El hecho de que la electricidad lleve desde el verano pasado en precios prohibitivos está en buena medida detrás de que nuestro país haya vivido un auténtico boom de instalaciones de autoconsumo fotovoltaico. Nada menos que 1,2 GW de potencia en un año en el que todavía no se habían desplegado el inestimable apoyo de las subvenciones vía fondos de reestructuración europeos. No estamos en las cifras de Vietnam, que con el doble de población de España, casi supera los 9 GW, pero, desde luego, sí por encima de los 0,6 GW del año anterior. En España, según el Ministerio había unos 1,5 GW hasta 2020, así que, en solo un año, casi se ha duplicado la potencia instalada.
Además, y de acuerdo con las estadísticas de Red Eléctrica de España (REE), la potencia fotovoltaica instalada hasta 2021 ascendió a unos 15 GW. Estamos hablando fundamentalmente de instalaciones con derecho a prima de las construidas antes de 2014 (4,5 GW, aproximadamente) y otros 10,5 GW de huertos solares de construcción más reciente. Comparando con los datos de 2020 (11,7 GW), eso supone un incremento anual de 3,3 GW. En estas estadísticas además no figuran, en principio, las instalaciones de autoconsumo, por lo que estaríamos hablando de una potencia fotovoltaica total de unos 17,5 GW y de un incremento anual conjunto de 4,5 GW.
En el Plan Nacional Integrado de Energía y Clima (PNIEC), el documento oficial del gobierno con la estrategia-país para cumplir con nuestros compromisos climáticos, se prevé que en 2025 la potencia total fotovoltaica sea de 25 GW y llegue a los 39 MW en 2030. Se trata de objetivos ambiciosos y así se definieron con motivo de la presentación del plan.

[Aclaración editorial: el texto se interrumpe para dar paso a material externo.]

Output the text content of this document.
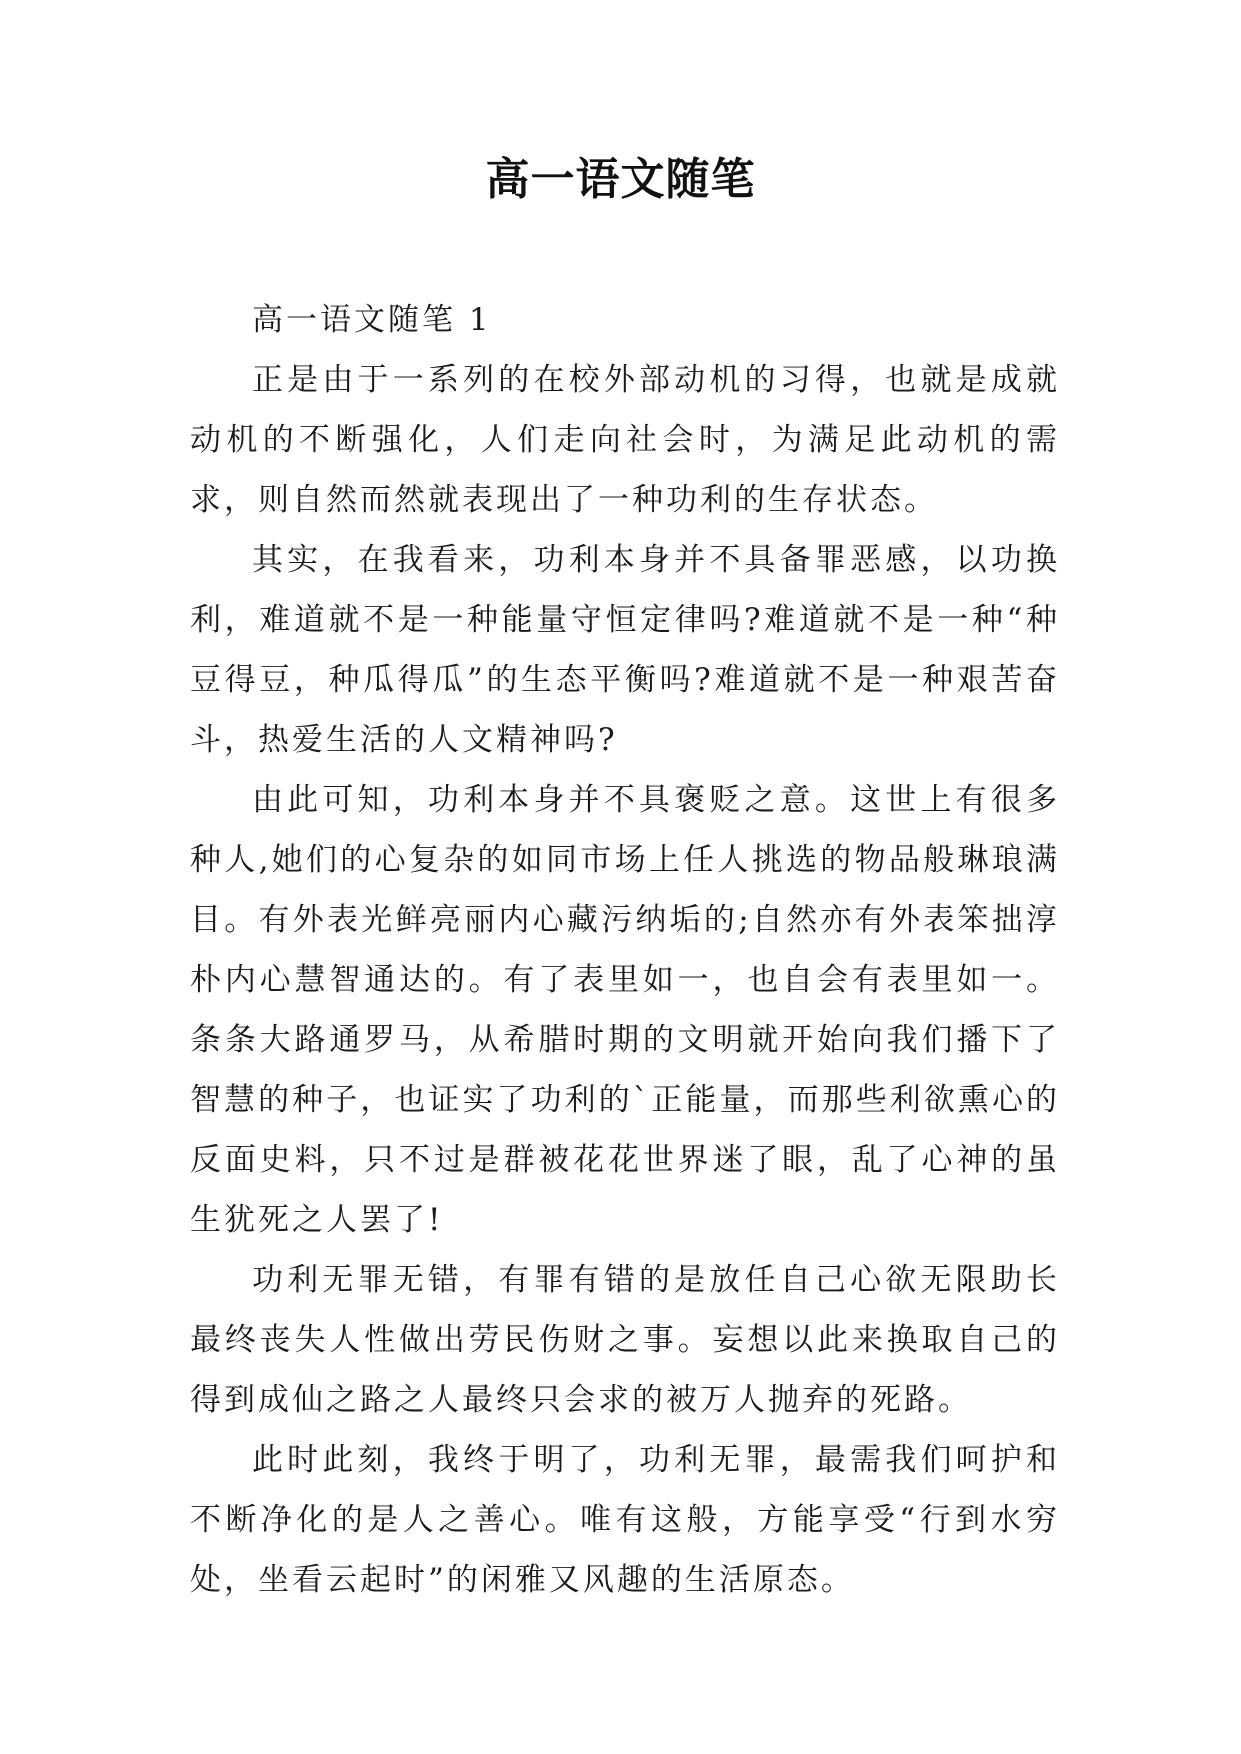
高一语文随笔

高一语文随笔 1

正是由于一系列的在校外部动机的习得，也就是成就动机的不断强化，人们走向社会时，为满足此动机的需求，则自然而然就表现出了一种功利的生存状态。

其实，在我看来，功利本身并不具备罪恶感，以功换利，难道就不是一种能量守恒定律吗?难道就不是一种“种豆得豆，种瓜得瓜”的生态平衡吗?难道就不是一种艰苦奋斗，热爱生活的人文精神吗?

由此可知，功利本身并不具褒贬之意。这世上有很多种人,她们的心复杂的如同市场上任人挑选的物品般琳琅满目。有外表光鲜亮丽内心藏污纳垢的;自然亦有外表笨拙淳朴内心慧智通达的。有了表里如一，也自会有表里如一。条条大路通罗马，从希腊时期的文明就开始向我们播下了智慧的种子，也证实了功利的`正能量，而那些利欲熏心的反面史料，只不过是群被花花世界迷了眼，乱了心神的虽生犹死之人罢了!

功利无罪无错，有罪有错的是放任自己心欲无限助长最终丧失人性做出劳民伤财之事。妄想以此来换取自己的得到成仙之路之人最终只会求的被万人抛弃的死路。

此时此刻，我终于明了，功利无罪，最需我们呵护和不断净化的是人之善心。唯有这般，方能享受“行到水穷处，坐看云起时”的闲雅又风趣的生活原态。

Pero es que, a un ritmo de 4,5 nuevos GW al año (que no tendrían por qué no darse), las cifras serían muy otras: 35,5 GW en 2025 y 58 GW en 2030. Además, si hemos sido capaces de montar 4,5 GW en un año, bien podríamos acelerar ese ritmo. No entramos a considerar aquí el indiscutible impacto ambiental y paisajístico de los huertos solares, la complejidad de integrar en el sistema una generación no gestionable como la solar, ni del desafío en términos de materias primas que va a suponer toda esa nueva potencia de generación.
La invasión rusa de Ucrania nos ha recordado que la transición energética no va solo de afrontar el desafío climático, sino también de independencia y redistribución del poder.
Lo que se quiere destacar aquí es que, con un despliegue así de solo una tecnología renovable, en 2030 el gas pasaría a tener un rol absolutamente marginal en el mix eléctrico (ahora mismo representa el 27% del total de electricidad consumida), lo que, unido a cambios similares en otros sectores consumidores de energía primaria, mandaría a Putin, o al sátrapa que lo sustituyera, al rincón de la Historia.
Los precios altos de los combustibles fósiles, retroalimentados por las ansias de poder del gobernante ruso, podrían ser, por tanto, lo que la Humanidad necesita en estos momentos para cambiar el modelo energético y productivo antes de que el calentamiento global supere umbrales críticos. Y para cambiar las dinámicas del poder, entre países y entre personas.